Monday, May 16, 2022
News"Cremated omelette" hospital patient now getting husband to buy all her meals...

“Cremated omelette” hospital patient now getting husband to buy all her meals from M&S

A HOSPITAL patient whose “cremated omelette” made national headlines is now getting her husband to deliver all her meals from Marks & Spencer.

Irene Lang, 68, was served the inedible omelette following major heart surgery at Edinburgh Royal Infirmary (ERI).

Irene was so disgusted with the experience she gave up on hospital meals altogether and her 70-year-old husband, Martin, is buying everything she eats from M&S.

Mrs Lang, from Edinburgh, took a picture of the omelette and passed it to her local MSP, who shared the image anonymously on social media.

Irene was served this cremated omelette

Today her son, Kevin, 39, spoke out about the scandal of food at the ERI, whose management yesterday apologised and promised to investigate.

Mr Lang, the exective director of external relations at the Law Society of Scotland, said: “I am very angry that they are serving that quality of food to patients, especially after a serious heart surgery.

“My father is now bringing in food from Marks & Spencer to keep her eating. It’s probably cold salads and prepared meals.“

He added: “It is important that patients are served good, healthy and nutritious food to help with recovery.”

MSP Alex-Cole Hamilton expressed his anger for his constituent

Mr lang said his mother had been in hospital for two weeks and could be sent home this week.

Referring to the omelette, he said: “When it was put in front of her she was instantly put off by it. It was supposed to be a cheese and mushroom omelette.

“The staff offered her a slice of toast as they didn’t have anything else to offer her, which she took but, she had to wait till breakfast until she ate again.

“The staff thought this food was appropriate and gave the same meal that looked similar to another patient.

Someone said it looked like a burnt Yorkshire Pudding

“They were embarrassed and apologised to my mum and told here how to make an official complaint about the food.

“The manager came round to apologise to my mother. All I want is my mother and other patients to be served better quality food.”

A photograph of the revolting creaton, served up to Irene at Edinburgh Royal Infirmary, was sent to an Alex Cole-Hamilton on Monday who shared it on social media.

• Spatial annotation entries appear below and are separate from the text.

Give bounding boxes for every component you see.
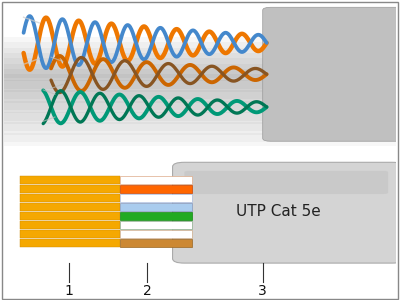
Text: 2: 2 (143, 284, 152, 298)
Bar (4, 101, 396, 121)
Bar (4, 74, 396, 103)
Bar (4, 128, 396, 138)
Bar (4, 90, 396, 113)
Text: 3: 3 (258, 284, 267, 298)
Bar (4, 96, 396, 117)
Bar (20, 212, 120, 220)
Bar (4, 106, 396, 124)
Bar (120, 203, 192, 211)
Text: 1: 1 (64, 284, 73, 298)
Bar (4, 69, 396, 99)
FancyBboxPatch shape (172, 162, 400, 263)
Bar (4, 122, 396, 135)
Bar (20, 176, 120, 184)
Bar (4, 64, 396, 96)
Bar (4, 53, 396, 88)
Bar (4, 117, 396, 131)
Bar (4, 80, 396, 106)
FancyBboxPatch shape (184, 171, 388, 194)
Bar (4, 58, 396, 92)
Bar (20, 230, 120, 238)
Bar (120, 212, 192, 220)
Bar (120, 230, 192, 238)
Bar (20, 203, 120, 211)
Bar (20, 221, 120, 229)
Bar (120, 185, 192, 193)
Bar (20, 239, 120, 247)
Bar (120, 176, 192, 184)
FancyBboxPatch shape (263, 7, 400, 141)
Bar (4, 85, 396, 110)
Text: UTP Cat 5e: UTP Cat 5e (236, 204, 321, 219)
Bar (120, 221, 192, 229)
Bar (4, 112, 396, 128)
Bar (4, 37, 396, 78)
Bar (20, 185, 120, 193)
Bar (4, 47, 396, 85)
Bar (120, 239, 192, 247)
Bar (4, 138, 396, 146)
Bar (4, 133, 396, 142)
Bar (20, 194, 120, 202)
Bar (120, 194, 192, 202)
Bar (4, 42, 396, 81)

Alex Cole-Hamilton wrote: “My constituent has been in Royal Infirmary Edinburgh ten days.

“This was her dinner tonight (Mon). Food’s been consistently poor. (It’s an omelette btw).

Irene underwent major heart surgery

The Lib Dem MSP for Edinburgh West called in the same tweet for Health Secretary Jeane Freeman to “challenge contractors?”

NHS Lothian apologised yesterday and promised to investigate.

George Curley, Director of Facilities, NHS Lothian, said: “I would like to apologise to the patient who received this meal and reassure them that we will investigate further. It goes without saying that this falls far short of the high standards that we would expect.

“We have a range of alternatives available to patients and at the very least, we would expect them to be offered soup and a sandwich and I would be disappointed if wasn’t the case.”

A Scottish Government spokesman said: “Meals served in NHS hospitals should be healthy and nutritious.

She was served the dish at Edinburgh Royal Infirmary

“We are disappointed when there are any instances where this is not delivered and we understand that in this case NHS Lothian have apologised to the patient.

“We have been clear that all of our NHS hospitals should be an exemplar in the provision of good quality meals for patients, which is why we have led the UK by setting a minimum standard of for hospital food.

“All NHS boards are required to meet and monitor performance against these standards – which includes seeking and taking in to account patient feedback.

“Additionally, from this April, all NHS boards will be required to set out the steps they are taking to achieve compliance with these food standards, by providing documented evidence to support their views.”